Friday, May 14, 2010

Housing Mobility: Interesting Quote and Semi-rant

From USA today, via CalculatedRisk:
"This is the absolute worst time to lose our residential mobility," says Richard Florida, a professor of U.S. urban theory at the University of Toronto. "It's important for people to move to where the new opportunities are, because that is the cornerstone of our idea-driven economy."

CR goes on to note that part of the reason for the lack of mobility is that lots of people are underwater on their homes... which is true, but not the only factor. I'd venture to say that another significant reason why people are reluctant to move is that many people know that there's significant pending price declines in he housing market, and don't want to make a move now because they know prices are going to be lower after the delayed foreclosures work their way through the system in the next few years. This is less likely to be preventing people from moving for employment if they are desperate (after all, you can always rent), but would be a significant drag on people who might otherwise move for better opportunities or less competition, or in response to other subjective factors.

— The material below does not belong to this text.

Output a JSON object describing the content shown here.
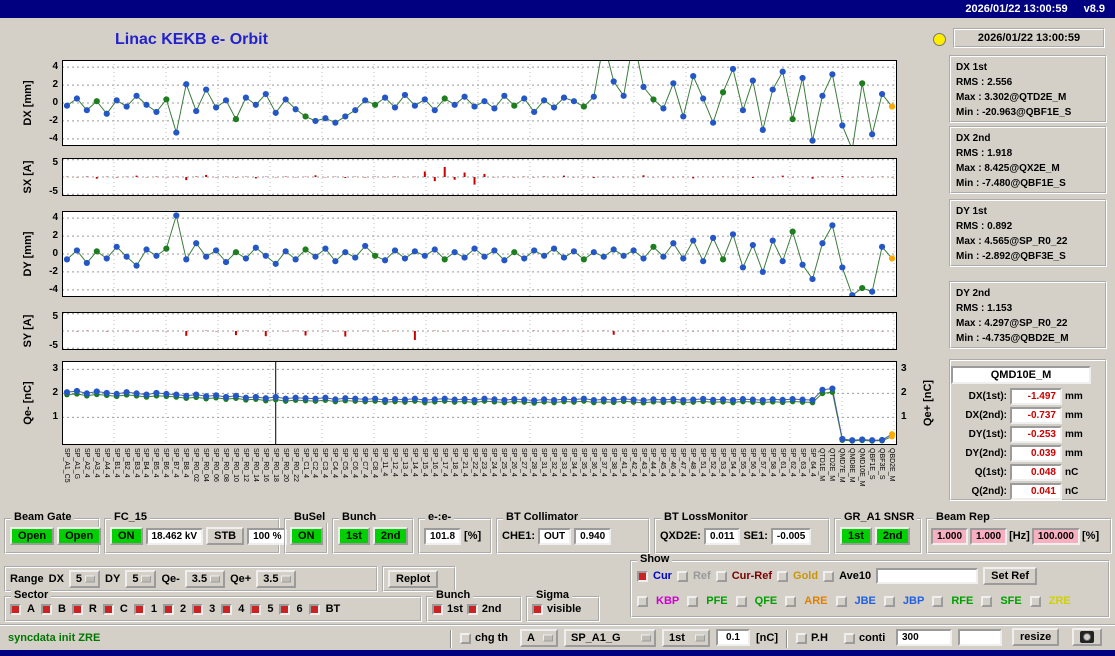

Speaking of housing prices, I had another interesting realization today: government debt makes housing less affordable for everyone. This may not come as a shock to anyone well-versed on economic causality, but might surprise some people who don't regularly appreciate how destructive to the American economy massive surges in government debt are. In this case, debt leads to the perception of future inflation (as the government prints more money to devalue its debts rather than pay them), which causes investors to look to both borrow money, and acquire assets which hold their real value. Aside from precious metals, one of the best asset classes historically for a hedge against currency devaluation is housing/land. This is a problem because perception drives investment allocation, artificially increasing the demand (which naturally increases prices). If the perception was that the currency value would remain stable, housing would be a much less attractive long-term investment (relative to just, say, money), which would in turn act to reduce prices closer to actual consumption/use value.

Incidentally, that's also a factor which causes speculative swings in other asset prices, such as oil, food futures, and precious metals. It also drives volatility in the stock market, and helps decouple stock prices from fundamental valuations (as people buy stock to hedge against currency devaluation). As even novice economic theorists could observe, all these price distortions and speculation are bad for business, bad for the economy, bad for individual people, and bad for the country. Think about that the next time Comrade Presidente and the Party decide to print another $800B for their insider friends.


  1. Why would an anticipated decrease in prces make someone not want to move?

  2. If you are anticipating a pending decline in prices, you will be reluctant to purchase a house in a new area. The opportunity cost of purchasing a home (ie: RE commission and cost of relocation) make moving costly. Normally people anticipate making up the cost through appreciation, hence the adage that if you're planning on staying more than five years, it's more cost-efficient to buy. However, anticipated declines change that equation dramatically: nobody wants to be underwater from day one, and/or lose a large percentage of their down-payment immediately, and/or find themselves unable to move again as necessary. Hence, psychologically, it limits mobility for many people.

    For renters, of course, there's very little impact, just the cost of moving and the uncertain job environment across the country. For people with an investment in housing, though (for example, as a hedge against inevitable currency devaluation), it can be pretty discouraging.

  3. If they're currently in a house, though, isn't it dropping just as much. So if you have a house dropping in Chicago, why do you care if you sell it and buy one dropping in Minneapolis?

    If it's b/c you're upside down on your house, that's something that happened in the past. I'm trying to understand why anticipated future decreases would cause someone not to move.

  4. It's much easier to sit in a house that you own which might decrease in value than to buy a new house when you think the market is going to go down. Part of it is financial: why take the hit for moving on top of losing asset valuation also? You may also have credit difficulty even if you're not underwater: if you don't have enough equity in your current residence, you may not be able to qualify for as high of a loan. A lot, though, is just psychological: you can justify (to some extent) losing equity as the trade-off for the tax advantages and hedge against inflation, but you can't justify doing the same at a larger scale, and you don't want to trade-down if/when you move.

    I speak from some experience, as I'm more/less in that position (aside from the feeling pressure to move for job reasons). If I needed to relocate today for work I could, but I wouldn't feel good about it, and would struggle to decide between owning and renting. I'd lean toward renting, but it's a tough call: when the inevitable currency devaluation starts ramping up, you don't want to be the one stuck with dollars in a bank, waiting for the right buying opportunity as your wealth evaporates.